Raza de Bronce
II
Al amanecer del siguiente día emprendieron marcha al valle de los viajeros.
Llevaban doce bestias, entre burros y mulas, cargadas con carnes y pescados secos, patos cocidos y curados al hielo, habas y arvejas tostadas, quesos frescos y otros productos del yermo, e iban casi de buen humor, porque Manuno, el jefe de la caravana, hubo de asegurarles que esos artículos alcanzaban precios fabulosos en el valle, donde las gentes, por la relativa facilidad con que ganaban el dinero, se mostraban pródigas. Y les seducía la expectativa del negocio lucrativo.
Era Manuno un hombre entrado en años, seco, anguloso, bastante alto y de nariz larga y afilada.
Viajero infatigable, conocía todos los rincones de Yungas y de los valles cercanos a La Paz, donde debía de realizar positivos negocios, porque a la vuelta de cada uno de sus viajes casi nunca dejaba de aumentar el caudal de su hacienda, comprando ropas de gala, una yunta o por lo menos algunas cabezas de ganado lanar, lo que demostraba hasta la evidencia no ser exageradas las relaciones que hacía del país, al que iban ahora por primera vez dos de sus compañeros, y del que se traían los almibarados higos, las sabrosas tunas, el buen maíz y tantos otros frutos, demasiado costosos para ser adquiridos con frecuencia.
Llegaron de noche a la ciudad, a casa del patrón; y allí, el compañero que hacía su semana de servicio (pongueaje) les dió la noticia de que el amo se había marchado la mañana de ese mismo día a su hacienda de Yungas. La recibieron con placer, pues podían entregarse de inmediato al reposo exigido por sus piernas fatigadas con el peso de setenta kilómetros recorridos en menos de catorce horas, de claro a oscuro y a buen trote.

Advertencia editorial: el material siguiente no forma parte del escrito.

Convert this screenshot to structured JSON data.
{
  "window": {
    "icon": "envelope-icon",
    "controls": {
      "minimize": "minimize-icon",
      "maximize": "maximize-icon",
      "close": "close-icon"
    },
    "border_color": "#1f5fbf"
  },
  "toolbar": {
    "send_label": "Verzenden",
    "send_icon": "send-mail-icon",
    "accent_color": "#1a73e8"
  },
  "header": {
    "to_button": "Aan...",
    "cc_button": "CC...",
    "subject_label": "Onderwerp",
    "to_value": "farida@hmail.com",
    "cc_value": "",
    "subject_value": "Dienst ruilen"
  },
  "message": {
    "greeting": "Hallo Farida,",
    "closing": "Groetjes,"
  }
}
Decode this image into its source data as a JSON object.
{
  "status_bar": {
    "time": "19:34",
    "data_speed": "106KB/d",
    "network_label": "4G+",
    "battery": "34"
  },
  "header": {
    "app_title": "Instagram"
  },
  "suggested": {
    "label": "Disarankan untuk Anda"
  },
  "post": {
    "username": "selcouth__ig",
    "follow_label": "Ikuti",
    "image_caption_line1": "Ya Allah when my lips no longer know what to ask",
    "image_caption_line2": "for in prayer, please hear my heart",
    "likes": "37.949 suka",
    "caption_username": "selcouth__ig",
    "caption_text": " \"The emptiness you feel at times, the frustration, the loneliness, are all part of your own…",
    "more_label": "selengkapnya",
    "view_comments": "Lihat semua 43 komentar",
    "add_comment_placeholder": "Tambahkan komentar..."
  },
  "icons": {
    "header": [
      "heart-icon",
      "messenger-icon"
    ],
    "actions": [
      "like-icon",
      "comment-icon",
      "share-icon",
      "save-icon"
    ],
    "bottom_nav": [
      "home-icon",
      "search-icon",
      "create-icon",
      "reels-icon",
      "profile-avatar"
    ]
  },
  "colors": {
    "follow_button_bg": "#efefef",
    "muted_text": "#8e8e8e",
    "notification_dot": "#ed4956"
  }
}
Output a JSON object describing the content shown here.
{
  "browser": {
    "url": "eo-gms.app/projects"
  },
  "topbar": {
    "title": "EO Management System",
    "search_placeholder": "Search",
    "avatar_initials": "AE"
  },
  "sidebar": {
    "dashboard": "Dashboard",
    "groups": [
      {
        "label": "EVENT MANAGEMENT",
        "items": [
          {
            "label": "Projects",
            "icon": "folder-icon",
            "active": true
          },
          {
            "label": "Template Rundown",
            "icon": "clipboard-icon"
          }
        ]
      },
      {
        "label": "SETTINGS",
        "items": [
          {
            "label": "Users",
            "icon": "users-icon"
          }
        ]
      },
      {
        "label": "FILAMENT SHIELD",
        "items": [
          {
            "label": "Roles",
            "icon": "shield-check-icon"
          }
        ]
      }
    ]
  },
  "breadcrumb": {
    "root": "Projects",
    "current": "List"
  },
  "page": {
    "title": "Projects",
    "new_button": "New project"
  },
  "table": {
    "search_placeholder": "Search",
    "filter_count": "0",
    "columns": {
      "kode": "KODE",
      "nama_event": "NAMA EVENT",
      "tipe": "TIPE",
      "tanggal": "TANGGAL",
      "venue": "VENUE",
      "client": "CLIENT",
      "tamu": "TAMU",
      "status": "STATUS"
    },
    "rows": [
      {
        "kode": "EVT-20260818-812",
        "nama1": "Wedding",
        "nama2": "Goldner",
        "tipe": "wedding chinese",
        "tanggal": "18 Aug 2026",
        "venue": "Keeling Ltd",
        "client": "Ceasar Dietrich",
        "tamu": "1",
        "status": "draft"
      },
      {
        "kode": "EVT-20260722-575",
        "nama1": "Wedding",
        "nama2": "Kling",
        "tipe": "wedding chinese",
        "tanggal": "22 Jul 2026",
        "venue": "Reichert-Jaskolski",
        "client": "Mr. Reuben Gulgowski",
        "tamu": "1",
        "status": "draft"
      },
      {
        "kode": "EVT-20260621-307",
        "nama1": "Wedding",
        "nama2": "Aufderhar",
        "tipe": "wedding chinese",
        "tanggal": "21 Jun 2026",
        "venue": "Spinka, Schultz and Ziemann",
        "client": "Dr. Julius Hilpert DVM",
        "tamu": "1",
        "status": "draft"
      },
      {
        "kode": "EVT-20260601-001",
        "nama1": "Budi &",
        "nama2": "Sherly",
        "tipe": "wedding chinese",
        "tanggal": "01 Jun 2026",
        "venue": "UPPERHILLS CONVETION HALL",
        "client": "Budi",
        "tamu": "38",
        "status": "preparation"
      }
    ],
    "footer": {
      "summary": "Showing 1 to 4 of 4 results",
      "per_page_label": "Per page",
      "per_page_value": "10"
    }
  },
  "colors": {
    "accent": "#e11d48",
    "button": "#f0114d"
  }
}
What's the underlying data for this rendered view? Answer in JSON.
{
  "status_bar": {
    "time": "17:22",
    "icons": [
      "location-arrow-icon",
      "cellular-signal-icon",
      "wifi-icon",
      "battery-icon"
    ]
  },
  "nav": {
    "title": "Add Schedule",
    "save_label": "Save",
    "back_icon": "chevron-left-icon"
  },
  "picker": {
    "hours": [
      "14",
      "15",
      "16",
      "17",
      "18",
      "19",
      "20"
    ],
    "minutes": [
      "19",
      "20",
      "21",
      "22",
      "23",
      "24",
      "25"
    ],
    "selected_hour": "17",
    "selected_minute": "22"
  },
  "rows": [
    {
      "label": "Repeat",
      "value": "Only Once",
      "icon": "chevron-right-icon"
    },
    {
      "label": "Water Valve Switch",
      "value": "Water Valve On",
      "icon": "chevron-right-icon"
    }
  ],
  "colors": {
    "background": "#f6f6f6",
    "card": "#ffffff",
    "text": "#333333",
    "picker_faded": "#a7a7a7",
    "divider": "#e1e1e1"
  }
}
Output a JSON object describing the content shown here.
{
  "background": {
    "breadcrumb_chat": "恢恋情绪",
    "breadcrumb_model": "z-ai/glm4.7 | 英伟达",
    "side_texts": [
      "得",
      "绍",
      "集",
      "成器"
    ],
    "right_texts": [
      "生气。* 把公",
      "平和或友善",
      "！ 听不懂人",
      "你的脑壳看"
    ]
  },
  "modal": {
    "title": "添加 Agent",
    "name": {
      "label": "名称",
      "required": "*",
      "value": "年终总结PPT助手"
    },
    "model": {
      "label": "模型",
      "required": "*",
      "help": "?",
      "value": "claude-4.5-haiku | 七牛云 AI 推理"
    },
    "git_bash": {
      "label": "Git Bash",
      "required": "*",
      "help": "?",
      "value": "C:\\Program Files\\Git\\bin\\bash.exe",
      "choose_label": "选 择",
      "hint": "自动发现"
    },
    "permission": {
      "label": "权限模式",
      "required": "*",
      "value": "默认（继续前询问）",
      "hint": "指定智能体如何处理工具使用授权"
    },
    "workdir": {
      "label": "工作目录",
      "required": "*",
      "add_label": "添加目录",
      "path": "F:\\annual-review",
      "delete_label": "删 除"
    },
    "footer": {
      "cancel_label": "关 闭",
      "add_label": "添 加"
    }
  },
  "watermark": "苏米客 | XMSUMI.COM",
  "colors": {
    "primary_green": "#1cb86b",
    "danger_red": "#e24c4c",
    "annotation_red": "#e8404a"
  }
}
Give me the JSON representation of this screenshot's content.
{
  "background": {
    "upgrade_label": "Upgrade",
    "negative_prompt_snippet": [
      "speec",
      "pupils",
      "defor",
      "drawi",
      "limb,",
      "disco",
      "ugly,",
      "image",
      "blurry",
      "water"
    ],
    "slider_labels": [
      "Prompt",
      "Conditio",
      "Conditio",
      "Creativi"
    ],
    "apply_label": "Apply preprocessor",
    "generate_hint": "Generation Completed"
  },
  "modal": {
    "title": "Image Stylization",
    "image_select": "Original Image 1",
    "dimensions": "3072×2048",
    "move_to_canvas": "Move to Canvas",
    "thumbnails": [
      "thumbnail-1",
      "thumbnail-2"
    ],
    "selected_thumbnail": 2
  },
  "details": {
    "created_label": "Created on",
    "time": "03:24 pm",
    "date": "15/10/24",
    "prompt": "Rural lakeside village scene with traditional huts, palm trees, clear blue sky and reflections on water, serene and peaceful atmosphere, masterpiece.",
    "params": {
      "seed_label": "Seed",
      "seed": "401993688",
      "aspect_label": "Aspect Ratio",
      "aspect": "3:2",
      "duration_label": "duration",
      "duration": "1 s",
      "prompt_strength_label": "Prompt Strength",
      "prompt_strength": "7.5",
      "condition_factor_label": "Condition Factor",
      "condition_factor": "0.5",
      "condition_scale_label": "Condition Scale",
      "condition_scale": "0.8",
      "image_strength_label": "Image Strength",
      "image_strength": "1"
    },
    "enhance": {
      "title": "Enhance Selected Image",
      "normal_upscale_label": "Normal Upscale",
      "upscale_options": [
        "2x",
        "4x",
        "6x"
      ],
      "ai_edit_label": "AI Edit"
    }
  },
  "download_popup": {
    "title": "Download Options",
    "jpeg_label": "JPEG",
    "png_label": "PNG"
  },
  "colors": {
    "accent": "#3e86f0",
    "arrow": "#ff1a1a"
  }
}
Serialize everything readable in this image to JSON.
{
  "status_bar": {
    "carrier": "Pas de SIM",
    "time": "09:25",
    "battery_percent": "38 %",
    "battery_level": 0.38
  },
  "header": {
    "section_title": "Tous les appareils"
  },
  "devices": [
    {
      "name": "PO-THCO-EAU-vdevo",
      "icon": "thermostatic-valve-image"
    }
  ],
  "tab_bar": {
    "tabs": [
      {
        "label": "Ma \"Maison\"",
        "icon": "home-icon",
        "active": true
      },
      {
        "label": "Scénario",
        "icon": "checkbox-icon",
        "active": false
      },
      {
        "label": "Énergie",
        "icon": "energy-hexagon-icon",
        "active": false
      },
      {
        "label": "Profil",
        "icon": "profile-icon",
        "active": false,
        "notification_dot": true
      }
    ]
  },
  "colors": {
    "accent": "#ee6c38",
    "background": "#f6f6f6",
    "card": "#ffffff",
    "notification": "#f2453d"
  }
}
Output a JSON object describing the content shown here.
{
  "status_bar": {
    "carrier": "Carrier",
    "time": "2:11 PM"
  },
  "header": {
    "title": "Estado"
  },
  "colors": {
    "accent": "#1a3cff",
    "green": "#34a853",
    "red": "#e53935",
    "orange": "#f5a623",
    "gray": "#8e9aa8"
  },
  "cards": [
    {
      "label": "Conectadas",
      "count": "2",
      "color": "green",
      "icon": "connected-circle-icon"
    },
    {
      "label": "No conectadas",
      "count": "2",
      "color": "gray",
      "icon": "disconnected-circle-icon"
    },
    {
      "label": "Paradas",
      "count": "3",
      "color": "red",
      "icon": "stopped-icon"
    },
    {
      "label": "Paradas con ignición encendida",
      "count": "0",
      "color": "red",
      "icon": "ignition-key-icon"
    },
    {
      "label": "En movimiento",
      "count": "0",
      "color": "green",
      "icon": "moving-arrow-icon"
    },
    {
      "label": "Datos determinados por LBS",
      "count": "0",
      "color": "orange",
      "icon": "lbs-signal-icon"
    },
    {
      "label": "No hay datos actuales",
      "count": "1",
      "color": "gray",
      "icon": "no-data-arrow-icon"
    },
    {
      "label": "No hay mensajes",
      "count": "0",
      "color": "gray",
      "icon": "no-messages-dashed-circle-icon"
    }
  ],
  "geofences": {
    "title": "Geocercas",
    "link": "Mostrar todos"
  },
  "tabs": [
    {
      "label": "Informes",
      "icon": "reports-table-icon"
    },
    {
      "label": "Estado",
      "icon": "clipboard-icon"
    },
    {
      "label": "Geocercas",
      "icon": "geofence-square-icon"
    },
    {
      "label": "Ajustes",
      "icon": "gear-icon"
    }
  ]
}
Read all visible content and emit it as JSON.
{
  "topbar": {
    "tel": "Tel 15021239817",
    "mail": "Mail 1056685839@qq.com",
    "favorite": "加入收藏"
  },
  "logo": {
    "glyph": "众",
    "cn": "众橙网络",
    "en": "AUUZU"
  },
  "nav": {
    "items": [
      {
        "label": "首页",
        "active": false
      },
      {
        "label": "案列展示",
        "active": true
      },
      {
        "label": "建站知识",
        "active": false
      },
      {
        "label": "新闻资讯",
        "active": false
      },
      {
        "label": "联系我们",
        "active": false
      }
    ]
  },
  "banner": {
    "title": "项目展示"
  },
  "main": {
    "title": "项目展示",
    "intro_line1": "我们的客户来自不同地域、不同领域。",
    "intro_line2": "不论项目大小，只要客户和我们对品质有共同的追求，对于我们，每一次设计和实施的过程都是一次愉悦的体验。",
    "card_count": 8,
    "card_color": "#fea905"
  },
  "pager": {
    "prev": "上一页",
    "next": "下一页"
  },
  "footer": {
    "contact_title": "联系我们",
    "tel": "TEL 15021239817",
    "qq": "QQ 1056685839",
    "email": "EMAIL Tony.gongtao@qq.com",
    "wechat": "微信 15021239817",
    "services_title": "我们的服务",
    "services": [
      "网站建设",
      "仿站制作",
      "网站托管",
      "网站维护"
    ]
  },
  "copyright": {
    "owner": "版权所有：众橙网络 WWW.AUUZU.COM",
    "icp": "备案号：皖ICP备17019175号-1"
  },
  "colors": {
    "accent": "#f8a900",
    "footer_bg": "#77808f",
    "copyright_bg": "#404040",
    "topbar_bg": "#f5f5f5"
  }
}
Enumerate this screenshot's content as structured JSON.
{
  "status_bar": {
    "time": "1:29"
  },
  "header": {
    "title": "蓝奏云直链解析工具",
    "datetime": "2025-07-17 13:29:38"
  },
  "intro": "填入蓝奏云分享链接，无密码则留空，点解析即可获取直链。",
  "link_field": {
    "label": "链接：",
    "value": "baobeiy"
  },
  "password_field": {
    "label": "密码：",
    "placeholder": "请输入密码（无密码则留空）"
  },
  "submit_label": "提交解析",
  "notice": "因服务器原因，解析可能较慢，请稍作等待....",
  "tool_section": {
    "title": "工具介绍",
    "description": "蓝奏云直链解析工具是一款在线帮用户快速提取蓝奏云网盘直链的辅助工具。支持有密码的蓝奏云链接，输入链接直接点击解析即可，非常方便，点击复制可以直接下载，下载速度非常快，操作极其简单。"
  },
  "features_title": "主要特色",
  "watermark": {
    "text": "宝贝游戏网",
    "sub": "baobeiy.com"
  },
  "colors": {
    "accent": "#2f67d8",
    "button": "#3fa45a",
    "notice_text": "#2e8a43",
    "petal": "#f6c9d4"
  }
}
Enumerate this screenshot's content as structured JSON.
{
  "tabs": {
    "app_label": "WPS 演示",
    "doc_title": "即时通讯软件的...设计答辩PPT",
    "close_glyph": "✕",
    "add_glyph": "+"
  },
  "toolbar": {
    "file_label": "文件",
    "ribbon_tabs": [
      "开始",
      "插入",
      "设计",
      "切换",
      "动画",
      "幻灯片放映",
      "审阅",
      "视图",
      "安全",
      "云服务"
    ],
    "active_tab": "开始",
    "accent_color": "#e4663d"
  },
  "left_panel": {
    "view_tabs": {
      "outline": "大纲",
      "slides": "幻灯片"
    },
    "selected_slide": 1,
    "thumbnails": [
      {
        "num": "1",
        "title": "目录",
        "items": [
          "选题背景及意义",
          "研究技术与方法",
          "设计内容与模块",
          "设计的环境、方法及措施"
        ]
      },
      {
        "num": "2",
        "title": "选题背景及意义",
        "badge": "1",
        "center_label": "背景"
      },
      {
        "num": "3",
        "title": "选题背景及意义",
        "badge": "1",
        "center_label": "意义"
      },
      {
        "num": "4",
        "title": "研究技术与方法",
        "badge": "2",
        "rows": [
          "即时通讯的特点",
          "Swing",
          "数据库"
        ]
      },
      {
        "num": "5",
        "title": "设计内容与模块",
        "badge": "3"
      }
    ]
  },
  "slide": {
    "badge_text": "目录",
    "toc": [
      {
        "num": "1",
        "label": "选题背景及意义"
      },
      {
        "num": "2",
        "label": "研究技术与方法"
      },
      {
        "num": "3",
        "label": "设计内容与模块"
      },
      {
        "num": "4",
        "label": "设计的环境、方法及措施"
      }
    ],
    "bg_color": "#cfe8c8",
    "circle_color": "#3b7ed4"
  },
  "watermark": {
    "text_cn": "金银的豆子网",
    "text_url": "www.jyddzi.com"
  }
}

Descargaron las bestias, y luego de saludar a la esposa del patrón, que en nombre de éste les entregó cuarenta pesos para la compra de ocho cargas de cebada en grano, fueron a tenderse en el zaguán, sobre las sudadas caronas de la recua. Manuno hizo un fajo con los billetes, envolvió el fajo en un trapo, el trapo en un pañuelo y añudóse el pañuelo a la garganta con cuatro apretados nudos. Para despojarle de su caudal sería menester degollarlo antes.
Al otro día, despuntando la aurora, prosiguieron el viaje.
Ya desde extramuros comenzó a cambiar al paisaje. El camino de Miraflores se quebraba en la cuesta de Karahani, seguía en un corto trecho la vera del río, se metía en la aldea de Obrajes y luego rastreaba la falda de cerros gredosos hoscos, pelados y de ásperas quiebras unas veces y de suaves ondulaciones en otras, orillando en ocasiones pequeños huertos de duraznos, campos de ovejas y vacas lecheras, casitas de indios diseminadas en las faldas de los cerros, entre el verde follaje de arbolillos enclenques.
Salía el sol cuando llegaron a la playa pedregosa del río Calacoto, tendida al pie de altísimos cerros de greda, cortados como por cuchillo.
Las aguas turbias y algo verdosas, confundidas en ese punto con las del río de La Paz, se arrastraban con violencia, y parecían perforar el cerro que al fondo cerraba el horizonte, alzándose rojo quebrado en sus flancos destrozados como una entraña.
Arremangáronse los calzones, y luego de vadear la corriente, quisieron componer sus ropas; pero Manuno les aconsejó no hacerlo, porque de allí en adelante habrían de seguir siempre la playa, atravesando con frecuencia el río, acrecentado por el caudal de los que se le reúnen.
-Y si no, miren cómo vienen ésos -les dijo el guía mostrándoles una pequeña caravana de vallunos, que en ese momento llegaba por la banda opuesta a la orilla de la corriente.
Los hombres traían las piernas desnudas y las mujeres mantenían solevantadas hasta el muslo las faldas, mostrando sus carnes sólidas, musculosas, morenas y limpias de vello. Muchas bestias llevaban huellas de barro seco en ancas e ijares, como si hubiesen caído en hondos atolladeros.